L'Express (France)

Esope ou la règle du hamburger

- Par Charles Dantzig Ch. D.

Les fables, c’est comme les hamburgers, c’est meilleur si on enlève le pain. Esope, qui passe pour le fondateur des fables dans ce qu’on appelle « l’Occident », conclut les siennes par des moralités bourrative­s. Il n’existe aucun manuscrit de ce Grec du vie siècle avant Jésus-Christ, et ce sont peut-être les éditeurs posthumes de ses histoires qui les ont ajoutées. Elles sont le plus souvent banales et offensante­s. On vient nous signaler ce que nous avions très bien compris, comme si nous étions des enfants, et comme si d’ailleurs les enfants ne comprenaie­nt pas vite. La plus déprimante convention s’y exprime.

Dans L’Aigle et le Renard, le volatile qui avait dévoré les enfants de son ami quadrupède voit ses petits brûlés à cause d’une maladresse qu’il a commise ; moralité : « Vous n’échapperez pas à la punition du ciel. » Rien n’est plus faux. Nous savons bien que le mal n’est jamais puni, à moins de guerres, et comme on ne les aime pas on laisse la plupart des ogres en paix. Au moment où j’écris cela, je pense à la mort de Li Peng, le 22 juillet dernier, à 90 ans, dans son lit, à Pékin. C’était le Premier ministre qui a fait écraser les manifestan­ts de Tiananmen par des chars. Il a notamment servi Deng Xiaoping, mort lui aussi confortabl­ement, à 92 ans, lui-même un des successeur­s de Mao, obèse lubrique et assassin, mort à 82 ans avec un sourire de satisfacti­on.

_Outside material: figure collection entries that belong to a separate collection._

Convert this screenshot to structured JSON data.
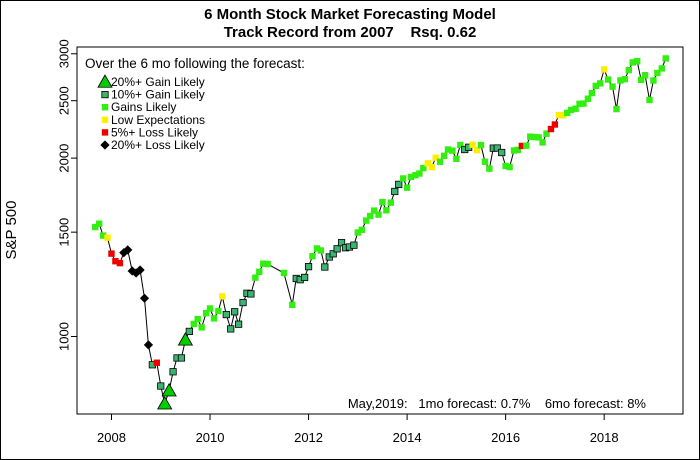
{
  "chart_data": {
    "type": "scatter",
    "title": "6 Month Stock Market Forecasting Model",
    "subtitle": "Track Record from 2007    Rsq. 0.62",
    "xlabel": "",
    "ylabel": "S&P 500",
    "y_scale": "log",
    "xlim": [
      2007.3,
      2019.6
    ],
    "ylim": [
      740,
      3080
    ],
    "x_ticks": [
      2008,
      2010,
      2012,
      2014,
      2016,
      2018
    ],
    "x_tick_labels": [
      "2008",
      "2010",
      "2012",
      "2014",
      "2016",
      "2018"
    ],
    "y_ticks": [
      1000,
      1500,
      2000,
      2500,
      3000
    ],
    "y_tick_labels": [
      "1000",
      "1500",
      "2000",
      "2500",
      "3000"
    ],
    "grid": false,
    "legend": {
      "placement": "top-left",
      "heading": "Over the 6 mo following the forecast:",
      "entries": [
        {
          "label": "20%+ Gain Likely",
          "class": "g20",
          "shape": "triangle",
          "color": "#00cc00"
        },
        {
          "label": "10%+ Gain Likely",
          "class": "g10",
          "shape": "square",
          "color": "#3cb371"
        },
        {
          "label": "Gains Likely",
          "class": "g",
          "shape": "square",
          "color": "#33ee11"
        },
        {
          "label": "Low Expectations",
          "class": "low",
          "shape": "square",
          "color": "#ffee00"
        },
        {
          "label": "5%+  Loss Likely",
          "class": "l5",
          "shape": "square",
          "color": "#ee0000"
        },
        {
          "label": "20%+  Loss Likely",
          "class": "l20",
          "shape": "diamond",
          "color": "#000000"
        }
      ]
    },
    "footer": "May,2019:   1mo forecast: 0.7%    6mo forecast: 8%",
    "points": [
      {
        "x": 2007.67,
        "y": 1530,
        "c": "g"
      },
      {
        "x": 2007.75,
        "y": 1550,
        "c": "g"
      },
      {
        "x": 2007.83,
        "y": 1480,
        "c": "g"
      },
      {
        "x": 2007.92,
        "y": 1468,
        "c": "low"
      },
      {
        "x": 2008.0,
        "y": 1380,
        "c": "l5"
      },
      {
        "x": 2008.08,
        "y": 1340,
        "c": "l5"
      },
      {
        "x": 2008.17,
        "y": 1330,
        "c": "l5"
      },
      {
        "x": 2008.25,
        "y": 1385,
        "c": "l20"
      },
      {
        "x": 2008.33,
        "y": 1400,
        "c": "l20"
      },
      {
        "x": 2008.42,
        "y": 1290,
        "c": "l20"
      },
      {
        "x": 2008.5,
        "y": 1280,
        "c": "l20"
      },
      {
        "x": 2008.58,
        "y": 1295,
        "c": "l20"
      },
      {
        "x": 2008.67,
        "y": 1160,
        "c": "l20"
      },
      {
        "x": 2008.75,
        "y": 968,
        "c": "l20"
      },
      {
        "x": 2008.83,
        "y": 896,
        "c": "g10"
      },
      {
        "x": 2008.92,
        "y": 903,
        "c": "l5"
      },
      {
        "x": 2009.0,
        "y": 825,
        "c": "g10"
      },
      {
        "x": 2009.08,
        "y": 770,
        "c": "g20"
      },
      {
        "x": 2009.17,
        "y": 810,
        "c": "g20"
      },
      {
        "x": 2009.25,
        "y": 872,
        "c": "g10"
      },
      {
        "x": 2009.33,
        "y": 920,
        "c": "g10"
      },
      {
        "x": 2009.42,
        "y": 920,
        "c": "g10"
      },
      {
        "x": 2009.5,
        "y": 987,
        "c": "g20"
      },
      {
        "x": 2009.58,
        "y": 1020,
        "c": "g10"
      },
      {
        "x": 2009.67,
        "y": 1050,
        "c": "g"
      },
      {
        "x": 2009.75,
        "y": 1070,
        "c": "g"
      },
      {
        "x": 2009.83,
        "y": 1036,
        "c": "g"
      },
      {
        "x": 2009.92,
        "y": 1095,
        "c": "g"
      },
      {
        "x": 2010.0,
        "y": 1115,
        "c": "g"
      },
      {
        "x": 2010.08,
        "y": 1073,
        "c": "g"
      },
      {
        "x": 2010.17,
        "y": 1104,
        "c": "g"
      },
      {
        "x": 2010.25,
        "y": 1169,
        "c": "low"
      },
      {
        "x": 2010.33,
        "y": 1089,
        "c": "g10"
      },
      {
        "x": 2010.42,
        "y": 1030,
        "c": "g10"
      },
      {
        "x": 2010.5,
        "y": 1101,
        "c": "g10"
      },
      {
        "x": 2010.58,
        "y": 1049,
        "c": "g10"
      },
      {
        "x": 2010.67,
        "y": 1141,
        "c": "g10"
      },
      {
        "x": 2010.75,
        "y": 1183,
        "c": "g10"
      },
      {
        "x": 2010.83,
        "y": 1180,
        "c": "g10"
      },
      {
        "x": 2010.92,
        "y": 1257,
        "c": "g"
      },
      {
        "x": 2011.0,
        "y": 1286,
        "c": "g"
      },
      {
        "x": 2011.08,
        "y": 1327,
        "c": "g"
      },
      {
        "x": 2011.17,
        "y": 1325,
        "c": "g"
      },
      {
        "x": 2011.5,
        "y": 1280,
        "c": "g"
      },
      {
        "x": 2011.67,
        "y": 1131,
        "c": "g"
      },
      {
        "x": 2011.75,
        "y": 1253,
        "c": "g10"
      },
      {
        "x": 2011.83,
        "y": 1247,
        "c": "g10"
      },
      {
        "x": 2011.92,
        "y": 1258,
        "c": "g10"
      },
      {
        "x": 2012.0,
        "y": 1312,
        "c": "g10"
      },
      {
        "x": 2012.08,
        "y": 1366,
        "c": "g"
      },
      {
        "x": 2012.17,
        "y": 1408,
        "c": "g"
      },
      {
        "x": 2012.25,
        "y": 1397,
        "c": "g"
      },
      {
        "x": 2012.33,
        "y": 1310,
        "c": "g10"
      },
      {
        "x": 2012.42,
        "y": 1362,
        "c": "g10"
      },
      {
        "x": 2012.5,
        "y": 1379,
        "c": "g10"
      },
      {
        "x": 2012.58,
        "y": 1406,
        "c": "g10"
      },
      {
        "x": 2012.67,
        "y": 1440,
        "c": "g10"
      },
      {
        "x": 2012.75,
        "y": 1412,
        "c": "g10"
      },
      {
        "x": 2012.83,
        "y": 1416,
        "c": "g10"
      },
      {
        "x": 2012.92,
        "y": 1426,
        "c": "g10"
      },
      {
        "x": 2013.0,
        "y": 1498,
        "c": "g"
      },
      {
        "x": 2013.08,
        "y": 1514,
        "c": "g"
      },
      {
        "x": 2013.17,
        "y": 1569,
        "c": "g"
      },
      {
        "x": 2013.25,
        "y": 1597,
        "c": "g"
      },
      {
        "x": 2013.33,
        "y": 1631,
        "c": "g"
      },
      {
        "x": 2013.42,
        "y": 1606,
        "c": "g"
      },
      {
        "x": 2013.5,
        "y": 1686,
        "c": "g"
      },
      {
        "x": 2013.58,
        "y": 1633,
        "c": "g"
      },
      {
        "x": 2013.67,
        "y": 1682,
        "c": "g"
      },
      {
        "x": 2013.75,
        "y": 1757,
        "c": "g10"
      },
      {
        "x": 2013.83,
        "y": 1806,
        "c": "g10"
      },
      {
        "x": 2013.92,
        "y": 1848,
        "c": "g"
      },
      {
        "x": 2014.0,
        "y": 1783,
        "c": "g"
      },
      {
        "x": 2014.08,
        "y": 1859,
        "c": "g"
      },
      {
        "x": 2014.17,
        "y": 1872,
        "c": "g"
      },
      {
        "x": 2014.25,
        "y": 1884,
        "c": "g"
      },
      {
        "x": 2014.33,
        "y": 1924,
        "c": "g"
      },
      {
        "x": 2014.42,
        "y": 1960,
        "c": "low"
      },
      {
        "x": 2014.5,
        "y": 1931,
        "c": "low"
      },
      {
        "x": 2014.58,
        "y": 2003,
        "c": "low"
      },
      {
        "x": 2014.67,
        "y": 1972,
        "c": "g"
      },
      {
        "x": 2014.75,
        "y": 2018,
        "c": "g"
      },
      {
        "x": 2014.83,
        "y": 2068,
        "c": "g"
      },
      {
        "x": 2014.92,
        "y": 2059,
        "c": "g"
      },
      {
        "x": 2015.0,
        "y": 1995,
        "c": "g"
      },
      {
        "x": 2015.08,
        "y": 2105,
        "c": "g"
      },
      {
        "x": 2015.17,
        "y": 2068,
        "c": "g10"
      },
      {
        "x": 2015.25,
        "y": 2086,
        "c": "g10"
      },
      {
        "x": 2015.33,
        "y": 2107,
        "c": "low"
      },
      {
        "x": 2015.42,
        "y": 2063,
        "c": "low"
      },
      {
        "x": 2015.5,
        "y": 2104,
        "c": "g"
      },
      {
        "x": 2015.58,
        "y": 1972,
        "c": "g"
      },
      {
        "x": 2015.67,
        "y": 1920,
        "c": "g"
      },
      {
        "x": 2015.75,
        "y": 2079,
        "c": "g10"
      },
      {
        "x": 2015.83,
        "y": 2080,
        "c": "g10"
      },
      {
        "x": 2015.92,
        "y": 2044,
        "c": "g10"
      },
      {
        "x": 2016.0,
        "y": 1940,
        "c": "g"
      },
      {
        "x": 2016.08,
        "y": 1932,
        "c": "g"
      },
      {
        "x": 2016.17,
        "y": 2060,
        "c": "g"
      },
      {
        "x": 2016.25,
        "y": 2065,
        "c": "g"
      },
      {
        "x": 2016.33,
        "y": 2097,
        "c": "l5"
      },
      {
        "x": 2016.42,
        "y": 2099,
        "c": "g"
      },
      {
        "x": 2016.5,
        "y": 2174,
        "c": "g"
      },
      {
        "x": 2016.58,
        "y": 2171,
        "c": "g"
      },
      {
        "x": 2016.67,
        "y": 2168,
        "c": "g"
      },
      {
        "x": 2016.75,
        "y": 2126,
        "c": "g"
      },
      {
        "x": 2016.83,
        "y": 2199,
        "c": "g"
      },
      {
        "x": 2016.92,
        "y": 2239,
        "c": "l5"
      },
      {
        "x": 2017.0,
        "y": 2279,
        "c": "l5"
      },
      {
        "x": 2017.08,
        "y": 2364,
        "c": "low"
      },
      {
        "x": 2017.17,
        "y": 2363,
        "c": "low"
      },
      {
        "x": 2017.25,
        "y": 2384,
        "c": "g"
      },
      {
        "x": 2017.33,
        "y": 2412,
        "c": "g"
      },
      {
        "x": 2017.42,
        "y": 2423,
        "c": "g"
      },
      {
        "x": 2017.5,
        "y": 2470,
        "c": "g"
      },
      {
        "x": 2017.58,
        "y": 2472,
        "c": "g"
      },
      {
        "x": 2017.67,
        "y": 2519,
        "c": "g"
      },
      {
        "x": 2017.75,
        "y": 2575,
        "c": "g"
      },
      {
        "x": 2017.83,
        "y": 2648,
        "c": "g"
      },
      {
        "x": 2017.92,
        "y": 2674,
        "c": "g"
      },
      {
        "x": 2018.0,
        "y": 2823,
        "c": "low"
      },
      {
        "x": 2018.08,
        "y": 2714,
        "c": "g"
      },
      {
        "x": 2018.17,
        "y": 2641,
        "c": "g"
      },
      {
        "x": 2018.25,
        "y": 2420,
        "c": "g"
      },
      {
        "x": 2018.33,
        "y": 2705,
        "c": "g"
      },
      {
        "x": 2018.42,
        "y": 2718,
        "c": "g"
      },
      {
        "x": 2018.5,
        "y": 2816,
        "c": "g"
      },
      {
        "x": 2018.58,
        "y": 2901,
        "c": "g"
      },
      {
        "x": 2018.67,
        "y": 2914,
        "c": "g"
      },
      {
        "x": 2018.75,
        "y": 2711,
        "c": "g"
      },
      {
        "x": 2018.83,
        "y": 2760,
        "c": "g"
      },
      {
        "x": 2018.92,
        "y": 2507,
        "c": "g"
      },
      {
        "x": 2019.0,
        "y": 2704,
        "c": "g"
      },
      {
        "x": 2019.08,
        "y": 2784,
        "c": "g"
      },
      {
        "x": 2019.17,
        "y": 2834,
        "c": "g"
      },
      {
        "x": 2019.25,
        "y": 2946,
        "c": "g"
      }
    ]
  }
}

Le crime paie, aucune fable n’a osé s’achever ainsi. Bien plus savoureuse est l’observatio­n que fait Esope au milieu de sa fable : « Il dut se contenter, seule ressource des impuissant­s et des faibles, de maudire son ennemi de loin. » Ah voilà. Dans les fables, il est recommandé de se passer du pain de la conclusion. C’est au milieu que se trouve la savoureuse viande de l’exactitude. Les fades conclusion­s servent à endormir le pouvoir qui lirait ces écrits. Les censeurs sont si bêtes et si paresseux qu’ils ne regardent que la fin et le début. C’est ainsi que Laclos a fait précéder Les Liaisons dangereuse­s d’une préface où il feint de s’indigner de l’immoralité de ses

personnage­s ; c’est ainsi que La Fontaine, qui s’est tellement inspiré d’Esope, a ajouté des moralités laissant croire à Louis XIV, qu’il avait rejoint après avoir été au service de son ennemi Nicolas Fouquet, qu’elles étaient inoffensiv­ement à la gloire des lions et des rois. Rassurés par ces moralités fades, les tyrans confient aux fabulistes (comme La Fontaine) l’éducation de leurs enfants. Esope était, dit-on, un esclave dont les récits étaient célèbres, et qui aurait été tué à Delphes, on ne sait pas bien pourquoi. Les conclusion­s, vous dis-je ! Il a dû en faire d’inconvenan­tes. Un prêtre de cette ville de pèlerinage­s aura été offensé par une moquerie. Depuis se joue la fable des fabulistes : ils se protègent par des fins au Xanax. Enfants, écoutez bien le milieu des fables.

FABLES par Esope. Trad. du grec ancien par Emile Chambry. Les Belles Lettres, 324 p., 37 €.